A New Era:  The Max M. Fisher Music Center

The Detroit Symphony Orchestra entered a new era on October 11, 2003 with the opening of the Max M. Fisher Music Center. “The Max” became a new music center complex combining the restored and modernized Orchestra Hall (the Orchestra's home once again since 1989) and a 135,000-square-foot facility that includes The Music Box, a 450-seat second performance hall with variable configurations, the Jacob Bernard Pincus Music Education Center, which supports the DSO’s Civic Youth Ensembles and other educational activities, and additional performance, backstage, administrative, and rental spaces.

Directly behind the Max is the Detroit School for the Arts, completed in 2005.  This magnet public high school and broadcast technology complex also features the home of WRCJ 90.9 FM, Detroit’s classical and jazz music station that is managed by Detroit Public Television.

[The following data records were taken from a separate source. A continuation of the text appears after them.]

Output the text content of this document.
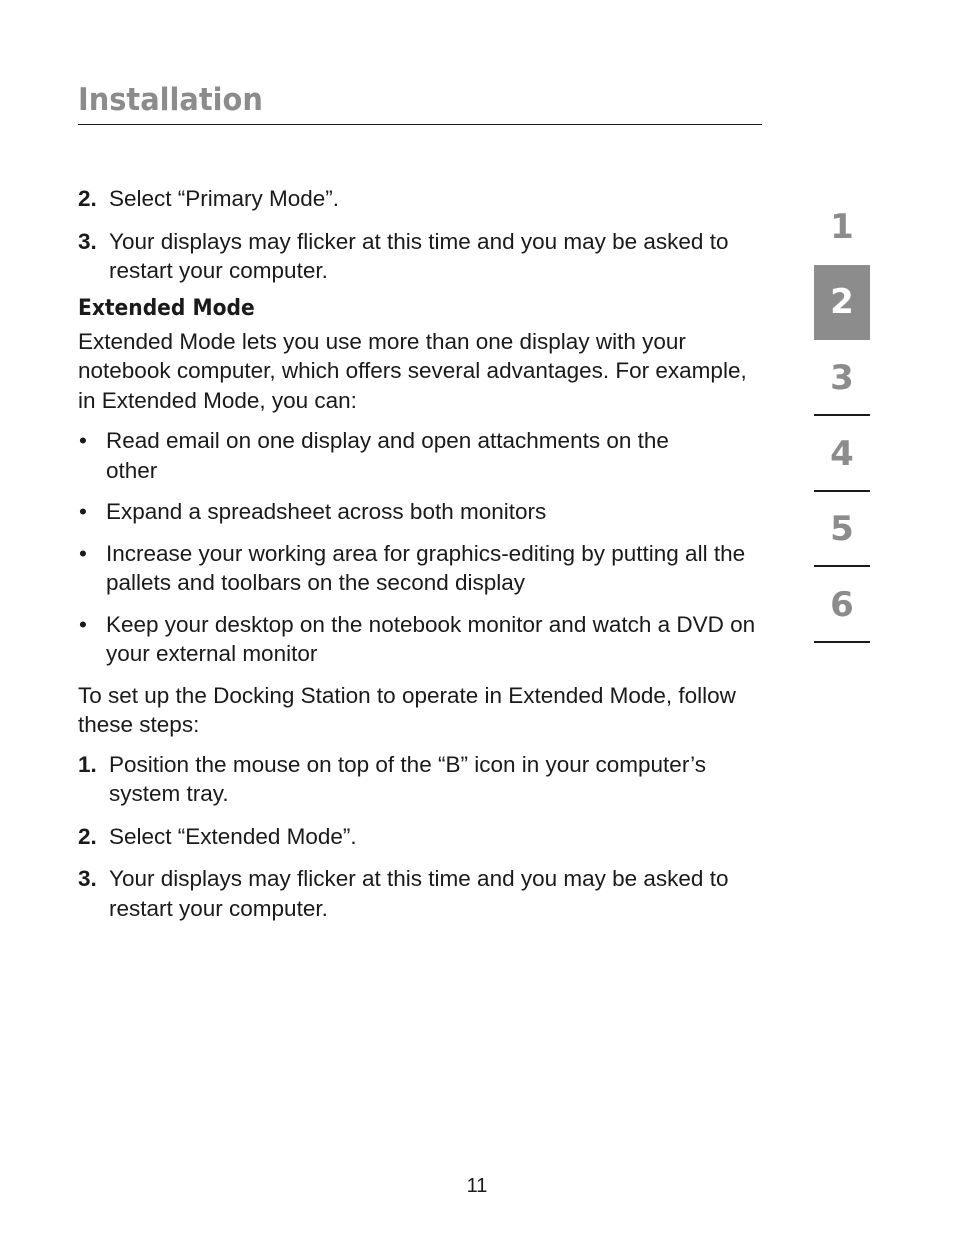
Installation
2. Select “Primary Mode”.
3. Your displays may flicker at this time and you may be asked to restart your computer.
Extended Mode
Extended Mode lets you use more than one display with your notebook computer, which offers several advantages. For example, in Extended Mode, you can:
• Read email on one display and open attachments on the other
• Expand a spreadsheet across both monitors
• Increase your working area for graphics-editing by putting all the pallets and toolbars on the second display
• Keep your desktop on the notebook monitor and watch a DVD on your external monitor
To set up the Docking Station to operate in Extended Mode, follow these steps:
1. Position the mouse on top of the “B” icon in your computer’s system tray.
2. Select “Extended Mode”.
3. Your displays may flicker at this time and you may be asked to restart your computer.
1
2
3
4
5
6
11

The opening of the Max sparked the development of Woodward Avenue and Detroit's Midtown neighborhood that continues today.  All around the Max new commerical, residential, educational and cultural facitlies are opening with a pace unrivaled in modern Detroit history.

The Max ushered in one new era but also marked the end of another: acclaimed and jovial Estonian conductor Neeme Järvi, Music Director of the DSO since 1990, stepped down from his post at the end of 2005. Esteemed conductor Leonard Slatkin, called "America’s Music Director" by The Los Angeles Times, became the DSO’s 12th Music Director in 2008 and conductor, trumpeter, and arranger Jeff Tyzik was appointed Principal Pops Conductor in 2012.

While the DSO's home remains at the Max and Orchestra Hall, its committment to accessiblity brings it to venues all across southeast Michigan through its Neighborhood Residency Initiative and to music lovers worldwide via the free Live from Orchestra Hall webcast series at dso.org/live, the only such offering by any orchestra on the planet.